PorosBekasi.com – Xiaomi semakin mendekati peluncuran global ponsel flagship terbarunya, Xiaomi 17 Ultra Leica Edition.

Perangkat ini terpantau telah muncul di basis data National Broadcasting and Telecommunications Commission (NBTC) Thailand, sebuah sinyal kuat bahwa rilis internasionalnya tinggal menunggu waktu.

Mengutip ihram.co.id, dalam dokumen sertifikasi NBTC, Xiaomi 17 Ultra Leica Edition tercatat dengan nomor model 25128PNA1G. Kemunculan di lembaga regulator Thailand ini biasanya menjadi tahapan akhir sebelum sebuah perangkat resmi dipasarkan secara global, khususnya di kawasan Asia Tenggara.

Sebelumnya, ponsel ini juga telah mengantongi sertifikasi di beberapa negara lain, termasuk Singapura. Rangkaian sertifikasi tersebut memperkuat indikasi bahwa Xiaomi tengah menyiapkan peluncuran global dalam waktu dekat.

Xiaomi 17 Ultra Leica Edition sendiri pertama kali diperkenalkan di pasar China pada Desember 2025. Perangkat ini diposisikan sebagai smartphone flagship yang mengedepankan kemampuan fotografi kelas atas, hasil kolaborasi berkelanjutan Xiaomi dengan produsen kamera legendaris, Leica.

Dari sisi spesifikasi, ponsel ini dibekali chipset Snapdragon 8 Elite Gen 5, dipadukan dengan layar OLED 6,9 inci beresolusi tinggi dan refresh rate 120 Hz. Untuk daya, Xiaomi menyematkan baterai berkapasitas besar 6.800 mAh yang mendukung pengisian cepat 90 watt serta pengisian nirkabel 50 watt.

Keunggulan utama Xiaomi 17 Ultra Leica Edition terletak pada sektor kamera. Perangkat ini membawa kamera utama 50 MP dengan sensor 1 inci, kamera ultra-wide 50 MP, serta kamera periskop telefoto 200 MP yang diklaim mampu menghasilkan zoom jarak jauh dengan detail tinggi. Di bagian depan, Xiaomi menyematkan kamera selfie 50 MP.

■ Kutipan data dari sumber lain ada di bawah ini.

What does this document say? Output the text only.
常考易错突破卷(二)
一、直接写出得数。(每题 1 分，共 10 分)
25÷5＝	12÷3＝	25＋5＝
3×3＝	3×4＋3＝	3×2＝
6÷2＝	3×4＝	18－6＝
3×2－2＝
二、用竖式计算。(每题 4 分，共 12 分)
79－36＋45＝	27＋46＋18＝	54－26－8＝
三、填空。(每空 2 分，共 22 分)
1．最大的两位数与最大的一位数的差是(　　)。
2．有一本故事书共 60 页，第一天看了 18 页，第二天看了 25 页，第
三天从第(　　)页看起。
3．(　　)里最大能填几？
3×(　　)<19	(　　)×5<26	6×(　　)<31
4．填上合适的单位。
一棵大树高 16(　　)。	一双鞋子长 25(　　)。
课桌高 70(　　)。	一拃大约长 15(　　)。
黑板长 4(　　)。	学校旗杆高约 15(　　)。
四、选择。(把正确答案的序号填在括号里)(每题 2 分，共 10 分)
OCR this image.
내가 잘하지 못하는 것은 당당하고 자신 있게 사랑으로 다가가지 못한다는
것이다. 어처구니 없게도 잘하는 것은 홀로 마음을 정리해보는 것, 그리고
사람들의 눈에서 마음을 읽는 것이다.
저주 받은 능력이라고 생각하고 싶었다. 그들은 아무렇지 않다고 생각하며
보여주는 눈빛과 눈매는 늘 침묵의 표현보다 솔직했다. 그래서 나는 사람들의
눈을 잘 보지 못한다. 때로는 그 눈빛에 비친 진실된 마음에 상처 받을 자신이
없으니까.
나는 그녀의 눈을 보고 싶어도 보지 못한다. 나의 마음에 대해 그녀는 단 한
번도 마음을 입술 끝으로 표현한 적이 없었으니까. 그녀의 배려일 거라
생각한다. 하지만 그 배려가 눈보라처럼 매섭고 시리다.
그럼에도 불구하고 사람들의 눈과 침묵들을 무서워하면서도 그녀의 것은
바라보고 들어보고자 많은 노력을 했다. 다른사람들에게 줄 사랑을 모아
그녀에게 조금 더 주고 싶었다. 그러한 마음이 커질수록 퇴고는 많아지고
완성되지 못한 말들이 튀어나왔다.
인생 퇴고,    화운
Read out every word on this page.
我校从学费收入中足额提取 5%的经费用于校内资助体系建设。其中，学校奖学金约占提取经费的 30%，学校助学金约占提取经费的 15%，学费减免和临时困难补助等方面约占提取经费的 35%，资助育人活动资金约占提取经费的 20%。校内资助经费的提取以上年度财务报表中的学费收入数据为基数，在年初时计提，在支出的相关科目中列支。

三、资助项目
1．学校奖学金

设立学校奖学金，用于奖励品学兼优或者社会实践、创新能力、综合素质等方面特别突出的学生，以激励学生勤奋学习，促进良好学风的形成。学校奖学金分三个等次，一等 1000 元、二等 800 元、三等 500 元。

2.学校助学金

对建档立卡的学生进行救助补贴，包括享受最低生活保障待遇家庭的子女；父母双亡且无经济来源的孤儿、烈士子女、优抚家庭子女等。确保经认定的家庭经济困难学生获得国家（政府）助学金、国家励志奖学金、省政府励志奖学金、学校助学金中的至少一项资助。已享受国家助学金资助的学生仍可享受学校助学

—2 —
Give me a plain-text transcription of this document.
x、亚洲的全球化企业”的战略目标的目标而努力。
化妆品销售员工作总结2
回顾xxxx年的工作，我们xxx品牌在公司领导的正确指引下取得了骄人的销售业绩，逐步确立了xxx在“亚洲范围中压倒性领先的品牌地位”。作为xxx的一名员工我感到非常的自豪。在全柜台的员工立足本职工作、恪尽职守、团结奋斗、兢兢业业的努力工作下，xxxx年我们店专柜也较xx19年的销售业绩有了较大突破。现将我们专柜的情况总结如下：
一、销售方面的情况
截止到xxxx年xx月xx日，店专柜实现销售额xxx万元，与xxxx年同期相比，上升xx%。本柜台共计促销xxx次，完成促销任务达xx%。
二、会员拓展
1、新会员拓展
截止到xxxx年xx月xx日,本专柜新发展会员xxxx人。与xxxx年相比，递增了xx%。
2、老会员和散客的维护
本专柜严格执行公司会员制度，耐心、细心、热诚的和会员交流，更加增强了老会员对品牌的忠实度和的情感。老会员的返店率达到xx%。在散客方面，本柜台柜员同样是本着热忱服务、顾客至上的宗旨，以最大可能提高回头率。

Meski telah muncul di berbagai lembaga sertifikasi, Xiaomi hingga kini belum mengumumkan tanggal resmi peluncuran global maupun harga jual dari Xiaomi 17 Ultra Leica Edition. Namun, langkah sertifikasi di Thailand menandakan bahwa kehadiran ponsel ini di pasar internasional, termasuk Indonesia, tinggal menunggu pengumuman resmi.